Verhalten der Trübung in einer Trinkwassertalsperre nach Schneeschmelze und Niederschlagsereignis: Zunächst oberflächennahe Einschichtung; mit beginnender Zirkulation im gesamten Wasserkörper (Mai: Algenblüte), (Willmitzer 2007).

Talsperrenbewirtschaftung

Für die Trinkwassernutzung ist die Menge an kaltem, sauberen Tiefenwasser ist ein entscheidender Parameter. Dieses Wasser kann mit einem vergleichsweise niedrigen Aufwand aufbereitet werden. Da die Sommerstagnation über einen längeren Zeitraum sich verlängern wird, ist die Verfügbarkeit von kaltem, sauberen Tiefenwasser neu zu bewerten.

Ein typischer verlauf der Wärmeverteilung in einer Talsperre ist in der folgenden Abbildung dargestellt.

Beispiel für typische thermische Schichtung einer tiefen Trinkwassertalsperre (Ohra): Verbrauch des kalten Tiefenwassers während der Sommerstagnation und früher Eintritt der Stagnation bereits Mitte April (gem. langjähriger Statistik Mitte Mai)
(Willmitzer 2007).

Um das wertvolle Tiefenwasser bei einem Starkregenereignis für die weitere Nutzung verfügbar zu halten ist es wichtig das zur Talsperrenentlastung nicht das Tiefenwasser verwendet wird sondern möglichst das belastete Wasser abgelassen werden kann. Wie in der folgenden Animation dargestellt ist hierfür ein oberflächennaher Ablass geeignet.

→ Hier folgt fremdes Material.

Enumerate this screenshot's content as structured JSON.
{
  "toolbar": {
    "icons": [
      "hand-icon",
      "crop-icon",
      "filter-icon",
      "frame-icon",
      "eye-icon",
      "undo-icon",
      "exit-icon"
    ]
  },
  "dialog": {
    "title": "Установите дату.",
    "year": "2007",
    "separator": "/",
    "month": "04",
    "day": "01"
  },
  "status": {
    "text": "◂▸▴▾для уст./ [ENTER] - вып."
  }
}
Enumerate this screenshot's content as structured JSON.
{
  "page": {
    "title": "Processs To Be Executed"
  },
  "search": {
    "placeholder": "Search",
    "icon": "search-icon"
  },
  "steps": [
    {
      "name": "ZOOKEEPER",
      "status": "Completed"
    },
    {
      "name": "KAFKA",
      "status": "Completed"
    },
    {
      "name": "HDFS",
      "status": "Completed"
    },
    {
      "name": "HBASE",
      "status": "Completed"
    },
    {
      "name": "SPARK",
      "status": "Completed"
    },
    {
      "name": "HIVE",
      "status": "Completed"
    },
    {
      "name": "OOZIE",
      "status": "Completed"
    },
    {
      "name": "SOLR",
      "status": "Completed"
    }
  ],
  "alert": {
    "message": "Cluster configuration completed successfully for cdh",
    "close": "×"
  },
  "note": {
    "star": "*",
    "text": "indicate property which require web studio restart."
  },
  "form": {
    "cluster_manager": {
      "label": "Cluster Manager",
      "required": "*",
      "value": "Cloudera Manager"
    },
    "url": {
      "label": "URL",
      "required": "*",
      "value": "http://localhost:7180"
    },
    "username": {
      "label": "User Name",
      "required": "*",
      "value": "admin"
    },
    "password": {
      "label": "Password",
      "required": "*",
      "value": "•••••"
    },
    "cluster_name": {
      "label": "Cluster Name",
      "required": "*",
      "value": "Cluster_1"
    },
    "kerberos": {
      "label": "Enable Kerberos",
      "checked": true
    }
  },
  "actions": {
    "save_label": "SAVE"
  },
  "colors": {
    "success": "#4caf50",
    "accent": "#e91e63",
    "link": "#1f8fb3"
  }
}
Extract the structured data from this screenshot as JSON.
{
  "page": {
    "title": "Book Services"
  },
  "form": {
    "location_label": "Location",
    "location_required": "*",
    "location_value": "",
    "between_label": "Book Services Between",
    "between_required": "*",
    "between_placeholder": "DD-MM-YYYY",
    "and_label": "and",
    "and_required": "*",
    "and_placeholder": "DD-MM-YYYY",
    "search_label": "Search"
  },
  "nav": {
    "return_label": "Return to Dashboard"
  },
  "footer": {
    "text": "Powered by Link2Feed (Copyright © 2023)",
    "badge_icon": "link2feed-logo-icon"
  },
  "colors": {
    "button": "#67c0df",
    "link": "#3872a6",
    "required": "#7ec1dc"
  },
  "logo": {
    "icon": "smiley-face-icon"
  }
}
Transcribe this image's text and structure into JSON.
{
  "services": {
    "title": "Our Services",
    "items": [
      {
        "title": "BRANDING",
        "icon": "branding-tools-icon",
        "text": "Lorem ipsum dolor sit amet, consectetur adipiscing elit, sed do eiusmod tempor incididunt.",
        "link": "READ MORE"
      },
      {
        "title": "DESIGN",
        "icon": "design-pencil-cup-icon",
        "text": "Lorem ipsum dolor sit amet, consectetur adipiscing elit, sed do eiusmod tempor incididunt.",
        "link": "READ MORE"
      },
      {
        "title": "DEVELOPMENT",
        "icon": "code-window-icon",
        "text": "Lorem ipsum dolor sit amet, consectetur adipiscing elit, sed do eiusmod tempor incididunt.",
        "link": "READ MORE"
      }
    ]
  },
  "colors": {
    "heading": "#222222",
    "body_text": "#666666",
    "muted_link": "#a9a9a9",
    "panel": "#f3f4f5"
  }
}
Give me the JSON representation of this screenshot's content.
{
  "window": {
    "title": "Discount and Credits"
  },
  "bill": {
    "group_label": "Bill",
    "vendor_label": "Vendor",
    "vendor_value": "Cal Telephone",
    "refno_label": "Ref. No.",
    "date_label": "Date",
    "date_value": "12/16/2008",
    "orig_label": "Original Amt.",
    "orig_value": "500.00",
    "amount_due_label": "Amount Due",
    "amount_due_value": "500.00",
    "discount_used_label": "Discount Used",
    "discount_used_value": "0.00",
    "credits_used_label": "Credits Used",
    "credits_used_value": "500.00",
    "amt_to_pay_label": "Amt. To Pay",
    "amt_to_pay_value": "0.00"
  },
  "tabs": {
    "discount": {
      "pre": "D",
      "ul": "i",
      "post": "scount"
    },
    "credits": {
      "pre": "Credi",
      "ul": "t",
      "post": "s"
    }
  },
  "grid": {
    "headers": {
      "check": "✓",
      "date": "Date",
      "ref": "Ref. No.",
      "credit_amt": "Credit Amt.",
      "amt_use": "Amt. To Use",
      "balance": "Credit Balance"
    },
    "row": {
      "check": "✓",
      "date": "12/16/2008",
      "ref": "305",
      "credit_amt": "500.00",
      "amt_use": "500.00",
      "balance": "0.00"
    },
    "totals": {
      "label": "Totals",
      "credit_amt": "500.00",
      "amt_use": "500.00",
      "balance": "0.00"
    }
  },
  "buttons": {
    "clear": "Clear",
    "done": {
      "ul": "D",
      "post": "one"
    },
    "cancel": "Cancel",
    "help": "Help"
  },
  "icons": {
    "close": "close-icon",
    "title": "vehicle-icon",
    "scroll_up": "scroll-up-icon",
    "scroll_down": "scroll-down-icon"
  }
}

Anpassungsmaßnahmen – Fazit

aus den vorigen Ausführungen lässt sich zusammengefasst ableiten, dass die meisten Maßnahmen nicht speziell auf den Klimawandel zielen. Es geht vielmehr um eine die Erhöhung der Robustheit der Systeme in Stresssituationen allgemein. Dabei sind die wesentlichen Strategien zum einen mehr Wasser „in der Landschaft zu halten“, und zum anderen die Infrastruktur mit auf höhere Temperaturen und erhöhte  Wassermengendynamik (wenig und viel) auszulegen.